Пожалуй, единственная ошибка Меррея, этого умного и дальновидного
политика, в том, что он и в самом деле понадеялся на ненадежнейшую из
правительниц и стал во главе мятежа. Разумеется, осторожный заговорщик не
спешит ударить и лишь тайно вербует сообщников; он не прочь повременить,
пусть Елизавета открыто выскажется за возмутившихся лордов, и тогда не как
мятежник, но как сберегатель веры станет он против сестры. Однако Мария
Стюарт, встревоженная двусмысленным поведением брата и по праву не желая
терпеть его враждебной безучастности, торжественно призывает его к ответу,
требуя, чтоб он оправдался перед парламентом.
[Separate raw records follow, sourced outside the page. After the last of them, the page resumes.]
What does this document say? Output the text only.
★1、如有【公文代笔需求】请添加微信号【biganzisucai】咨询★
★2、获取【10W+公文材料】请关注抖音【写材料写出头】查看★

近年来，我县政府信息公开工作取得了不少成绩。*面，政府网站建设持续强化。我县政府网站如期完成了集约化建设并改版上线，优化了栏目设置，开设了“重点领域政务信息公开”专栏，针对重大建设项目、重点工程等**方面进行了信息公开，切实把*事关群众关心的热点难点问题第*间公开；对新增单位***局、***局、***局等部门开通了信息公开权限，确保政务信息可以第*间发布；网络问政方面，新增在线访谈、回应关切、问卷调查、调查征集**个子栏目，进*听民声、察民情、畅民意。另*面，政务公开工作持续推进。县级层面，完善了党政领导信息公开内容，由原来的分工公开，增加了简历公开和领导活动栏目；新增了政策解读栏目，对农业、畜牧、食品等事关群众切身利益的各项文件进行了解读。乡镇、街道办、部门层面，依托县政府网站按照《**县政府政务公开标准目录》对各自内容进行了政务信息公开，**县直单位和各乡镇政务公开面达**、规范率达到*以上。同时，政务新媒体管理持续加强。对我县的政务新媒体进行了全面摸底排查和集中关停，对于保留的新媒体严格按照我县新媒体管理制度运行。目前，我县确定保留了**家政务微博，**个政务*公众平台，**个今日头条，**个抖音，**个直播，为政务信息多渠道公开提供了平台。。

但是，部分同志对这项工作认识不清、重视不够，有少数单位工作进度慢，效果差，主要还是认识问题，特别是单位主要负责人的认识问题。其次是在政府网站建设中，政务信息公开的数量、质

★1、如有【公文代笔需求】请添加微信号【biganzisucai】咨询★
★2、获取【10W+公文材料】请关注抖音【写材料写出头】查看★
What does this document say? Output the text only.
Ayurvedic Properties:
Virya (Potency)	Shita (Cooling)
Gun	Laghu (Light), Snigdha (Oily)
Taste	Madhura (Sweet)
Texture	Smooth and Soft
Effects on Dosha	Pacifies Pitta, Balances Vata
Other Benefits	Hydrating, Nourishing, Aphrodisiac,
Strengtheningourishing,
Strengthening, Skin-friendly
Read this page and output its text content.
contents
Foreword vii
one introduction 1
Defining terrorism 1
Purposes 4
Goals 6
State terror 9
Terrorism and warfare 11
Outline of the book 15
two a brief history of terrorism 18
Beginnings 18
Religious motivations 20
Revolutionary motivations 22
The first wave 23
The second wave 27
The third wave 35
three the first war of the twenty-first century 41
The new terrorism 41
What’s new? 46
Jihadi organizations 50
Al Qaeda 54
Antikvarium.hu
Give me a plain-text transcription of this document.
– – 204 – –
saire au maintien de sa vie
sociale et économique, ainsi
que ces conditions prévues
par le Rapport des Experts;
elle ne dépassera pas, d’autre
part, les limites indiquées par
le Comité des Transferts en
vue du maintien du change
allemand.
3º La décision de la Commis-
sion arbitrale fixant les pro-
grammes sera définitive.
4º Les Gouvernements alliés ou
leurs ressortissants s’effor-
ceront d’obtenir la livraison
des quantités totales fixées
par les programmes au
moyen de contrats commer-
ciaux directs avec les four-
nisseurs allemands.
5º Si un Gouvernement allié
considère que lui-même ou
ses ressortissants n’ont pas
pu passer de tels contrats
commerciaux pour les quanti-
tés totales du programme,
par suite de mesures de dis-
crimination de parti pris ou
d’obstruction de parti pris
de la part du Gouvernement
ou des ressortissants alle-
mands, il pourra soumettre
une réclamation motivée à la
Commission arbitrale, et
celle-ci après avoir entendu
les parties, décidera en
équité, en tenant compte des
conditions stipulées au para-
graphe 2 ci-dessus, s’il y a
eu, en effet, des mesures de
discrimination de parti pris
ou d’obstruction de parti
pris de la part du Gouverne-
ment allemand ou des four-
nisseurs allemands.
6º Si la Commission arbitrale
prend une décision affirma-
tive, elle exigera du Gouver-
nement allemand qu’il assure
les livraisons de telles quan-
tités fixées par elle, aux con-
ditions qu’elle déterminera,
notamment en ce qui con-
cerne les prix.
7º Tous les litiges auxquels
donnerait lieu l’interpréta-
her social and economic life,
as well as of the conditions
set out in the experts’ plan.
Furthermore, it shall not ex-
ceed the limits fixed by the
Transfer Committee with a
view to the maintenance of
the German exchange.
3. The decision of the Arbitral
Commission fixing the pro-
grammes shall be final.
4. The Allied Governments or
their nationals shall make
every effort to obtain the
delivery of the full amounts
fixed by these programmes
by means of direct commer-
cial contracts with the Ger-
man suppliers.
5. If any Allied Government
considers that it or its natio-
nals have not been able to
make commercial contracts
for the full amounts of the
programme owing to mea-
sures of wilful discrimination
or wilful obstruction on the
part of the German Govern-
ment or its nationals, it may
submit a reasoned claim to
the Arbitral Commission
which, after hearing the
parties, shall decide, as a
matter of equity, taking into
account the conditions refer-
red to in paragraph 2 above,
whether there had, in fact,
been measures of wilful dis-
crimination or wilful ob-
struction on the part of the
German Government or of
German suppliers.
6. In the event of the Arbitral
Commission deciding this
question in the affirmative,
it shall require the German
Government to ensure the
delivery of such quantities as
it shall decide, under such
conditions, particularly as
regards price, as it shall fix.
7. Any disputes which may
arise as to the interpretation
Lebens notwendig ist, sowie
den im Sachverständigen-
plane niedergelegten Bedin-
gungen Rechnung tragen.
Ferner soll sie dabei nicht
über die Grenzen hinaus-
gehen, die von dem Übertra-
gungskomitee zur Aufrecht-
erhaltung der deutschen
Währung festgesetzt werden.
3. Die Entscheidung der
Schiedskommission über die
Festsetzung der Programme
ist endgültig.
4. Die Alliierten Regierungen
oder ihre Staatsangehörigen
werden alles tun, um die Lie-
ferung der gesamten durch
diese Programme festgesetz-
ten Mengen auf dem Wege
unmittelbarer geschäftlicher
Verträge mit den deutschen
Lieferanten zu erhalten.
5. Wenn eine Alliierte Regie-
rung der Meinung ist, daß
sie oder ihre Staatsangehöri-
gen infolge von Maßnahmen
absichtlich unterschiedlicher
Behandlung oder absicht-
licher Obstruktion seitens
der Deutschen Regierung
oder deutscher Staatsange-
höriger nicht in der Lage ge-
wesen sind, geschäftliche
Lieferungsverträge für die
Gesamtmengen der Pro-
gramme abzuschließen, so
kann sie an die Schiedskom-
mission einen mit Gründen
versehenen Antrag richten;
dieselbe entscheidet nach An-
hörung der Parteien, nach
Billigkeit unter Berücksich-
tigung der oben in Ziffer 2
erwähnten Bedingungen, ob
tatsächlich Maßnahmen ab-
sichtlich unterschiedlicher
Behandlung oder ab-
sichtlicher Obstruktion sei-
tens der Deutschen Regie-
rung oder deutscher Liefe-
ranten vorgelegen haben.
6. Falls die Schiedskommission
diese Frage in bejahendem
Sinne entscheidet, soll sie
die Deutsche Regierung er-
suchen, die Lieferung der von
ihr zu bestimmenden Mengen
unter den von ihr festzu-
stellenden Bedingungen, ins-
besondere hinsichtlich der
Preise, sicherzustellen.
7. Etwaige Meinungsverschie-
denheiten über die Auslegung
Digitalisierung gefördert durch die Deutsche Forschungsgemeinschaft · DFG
Меррей, гордостью не
уступающий сестре, не признает себя обвиняемым и надменно отказывается
покориться; и тогда на него и его приверженцев налагается опала (put to
the horn), глашатай возвещает об этом на рыночной площади. Так снова
призвано решать оружие, а не разум.
И тут, как всегда в минуты ответственных решений, проявляется с
неотразимой ясностью различие обоих темпераментов - Марии Стюарт и
Елизаветы. Мария Стюарт не знает колебаний, ее мужество нетерпеливо, у
него жаркое дыхание и быстрая поступь. Елизавета же, скованная робостью,
медлит и тянет с решением; она еще только размышляет, не вмешаться ли
открыто, не повелеть ли государственному казначею снарядить войско в
помощь бунтовщикам, как Мария Стюарт уже нанесла удар. Всенародно оглашает
она грамоту, в которой начисто изобличает бунтовщиков. "Мало того что они
без счету захватили почестей и богатств, они бы и Нас, и все Наше
Королевство рады прибрать к рукам, чтобы владеть им по своей воле, а Нам
бы слушаться во всем их указки, - словом, они не прочь завладеть
престолом, а Нам разве что оставить титул, исправлять же все дела в
государстве предерзостно берутся сами".